Summary
A critical review of ISO/TS 15066 — the primary safety standard for physical human-robot interaction in manufacturing. The authors question foundational assumptions in the standard, show that common design approximations cause unquantified performance losses, and argue that energy (not just force/pressure) should be the fundamental unit of safety assessment.

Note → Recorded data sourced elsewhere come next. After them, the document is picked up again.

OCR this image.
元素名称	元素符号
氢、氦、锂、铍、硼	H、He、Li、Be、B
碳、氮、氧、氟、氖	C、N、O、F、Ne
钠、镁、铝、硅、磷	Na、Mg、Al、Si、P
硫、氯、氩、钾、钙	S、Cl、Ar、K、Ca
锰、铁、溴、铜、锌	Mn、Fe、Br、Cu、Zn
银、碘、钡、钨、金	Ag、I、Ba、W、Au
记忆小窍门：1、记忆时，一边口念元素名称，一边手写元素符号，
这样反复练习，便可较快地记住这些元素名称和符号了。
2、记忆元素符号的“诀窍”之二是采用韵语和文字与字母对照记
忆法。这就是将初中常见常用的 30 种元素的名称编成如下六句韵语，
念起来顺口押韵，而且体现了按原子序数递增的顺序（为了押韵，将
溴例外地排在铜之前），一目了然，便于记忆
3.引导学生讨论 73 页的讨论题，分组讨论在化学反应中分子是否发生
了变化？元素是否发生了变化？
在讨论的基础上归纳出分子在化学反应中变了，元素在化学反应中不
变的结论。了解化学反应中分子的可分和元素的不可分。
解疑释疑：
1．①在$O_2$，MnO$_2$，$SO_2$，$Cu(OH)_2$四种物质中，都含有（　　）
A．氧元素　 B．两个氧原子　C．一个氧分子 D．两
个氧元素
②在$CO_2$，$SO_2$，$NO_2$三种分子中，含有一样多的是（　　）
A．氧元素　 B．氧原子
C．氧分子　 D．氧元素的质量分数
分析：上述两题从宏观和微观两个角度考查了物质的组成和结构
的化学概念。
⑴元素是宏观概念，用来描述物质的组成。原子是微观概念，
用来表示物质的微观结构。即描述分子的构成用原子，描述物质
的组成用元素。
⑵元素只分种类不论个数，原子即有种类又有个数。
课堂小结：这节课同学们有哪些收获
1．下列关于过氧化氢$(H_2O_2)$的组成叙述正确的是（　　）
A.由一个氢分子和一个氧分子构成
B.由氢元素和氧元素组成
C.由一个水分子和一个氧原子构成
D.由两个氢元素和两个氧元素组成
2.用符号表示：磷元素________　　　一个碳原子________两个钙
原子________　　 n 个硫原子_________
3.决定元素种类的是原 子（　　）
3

對物理人機互動製造業安全標準 ISO/TS 15066 的批判性回顧。作者質疑標準的基本假設,顯示常見設計近似導致未被量化的性能損失,並主張能量(而非僅力/壓力)應是安全評估的基本單位。
Key Points
- ISO/TS 15066 defines 4 collaborative operation modes; Power and Force Limiting (PFL) governs direct physical contact
- Standards give quantitative force/pressure limits — but the paper argues these are derived from poorly validated assumptions
- Energy is the correct fundamental quantity for safety assessment, not instantaneous force
- 2025 ISO 10218-2 revision: collaborative designation now belongs to the application, not the robot hardware itself
- Over-conservative safety constraints reduce productivity; under-conservative ones create injury risk — both are costly
Insights
- The critique of ISO/TS 15066 is methodologically important: safety standards in robotics are often adopted without rigorous empirical validation of their underlying biomechanical models
- The energy-centric view aligns with control theory: what matters for injury is energy transfer, which depends on velocity, mass, and contact geometry — not just peak force
- This connects to the broader HRI challenge: physical safety standards were designed for industrial cobots, but dexterous robots (like GR-Dexter’s 21-DOF hands) operate in much closer proximity with more complex contact geometries
- “The application, not the robot, is collaborative” is a regulatory mindset shift that has practical implications: you can’t certify a robot as safe in isolation; safety must be assessed in the deployment context
Connections
- GR-Dexter: VLA for Bimanual Dexterous Robot Control
- Robotics
- Human-Robot Interaction
- Manufacturing
- Control Systems
Raw Excerpt
The paper emphasizes the fundamental role of energy in safety assessment and critically investigates how commonly accepted safety constraints are derived, questioning their foundational assumptions and real-world applicability.